A recent issue of Cooking Light had a squash-rice casserole recipe that sounded intriguing. And since it, unlike most old-fashioned Southern squash casserole recipes, didn’t call for three or four sticks of butter, I got a little excited. Because even if I added some much-needed fat back into the recipe, it would still be healthier than if it had gobs of butter in it. So I got busy tinkering. I substituted yellow squash for the zucchini, went for vegetable broth in place of the chicken broth (a vegetarian trick I rely on regularly), opted for brown rice in place of white rice (which, by the way, actually made the recipe MORE healthy), used full-fat cheese and full-fat sour cream in place of the reduced-fat and fat-free items called for in the original recipe (important for the flavor, remember), and used whole-wheat breadcrumbs rather than plain old white ones (again, making the finished product MORE healthy).

You see how good I am at justifying my actions. But if you just focus on the brown rice and the whole-wheat breadcrumbs, you can almost (if you stretch yourself) pretend that the extra fat grams from the dairy products are canceled out. And besides, since there is less fat in vegetable broth than in chicken broth, I actually REDUCED the fat in, well, one little tiny ingredient.

Whatever. When I made this casserole for The Carnivore’s family and for my family at Christmas, it got rave reviews.

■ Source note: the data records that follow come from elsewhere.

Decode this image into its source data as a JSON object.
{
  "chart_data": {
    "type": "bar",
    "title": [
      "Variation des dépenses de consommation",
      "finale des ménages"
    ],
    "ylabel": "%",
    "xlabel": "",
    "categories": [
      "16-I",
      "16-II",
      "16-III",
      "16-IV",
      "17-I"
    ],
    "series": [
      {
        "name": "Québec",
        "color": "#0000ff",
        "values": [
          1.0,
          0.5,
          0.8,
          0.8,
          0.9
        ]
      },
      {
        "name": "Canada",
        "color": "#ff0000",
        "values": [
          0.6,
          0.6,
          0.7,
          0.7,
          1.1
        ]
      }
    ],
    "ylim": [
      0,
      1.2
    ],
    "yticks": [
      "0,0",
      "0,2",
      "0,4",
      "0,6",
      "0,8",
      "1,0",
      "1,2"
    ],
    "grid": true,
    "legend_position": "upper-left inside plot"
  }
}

So if you’re counting calories for your (argh) New Year’s Resolution, this may not be the recipe for you.


SQUASH AND RICE CASSEROLE (the fattened-up version)
  • 8 cups sliced yellow squash or zucchini, or combination of the two (about 2 1/2 pounds)
  • 1 cup chopped red onion
  • 1/2 cup vegetable broth
  • 2 cups cooked brown rice
  • 1 cup (4 oz) shredded extra-sharp cheddar cheese
  • 1 cup sour cream
  • 1/4 cup (1 oz) grated Parmesan cheese
  • 1/4 cup whole-wheat breadcrumbs
  • 1 tsp salt
  • 1/4 tsp black pepper
  • 2 large eggs, lightly beaten
  • Cooking spray
  1. Combine squash, onion and broth in a Dutch oven and bring to a boil. Cover, and reduce heat to simmer for 15 - 20 minutes, until squash is slightly tender, but not all mushy.
  2. Drain, and slightly mash the squash.
  3. Combine squash, rice, cheese, sour cream, 2 Tbs of the parmesan cheese, breadcrumbs, salt, pepper and eggs; stir together.
  4. Pour into a 9x13 casserole dish coated with cooking spray, and sprinkle with remaining parmesan cheese.
  5. Bake at 350 degrees for 30 minutes.
  6. Broil for a minute or so until top is browned.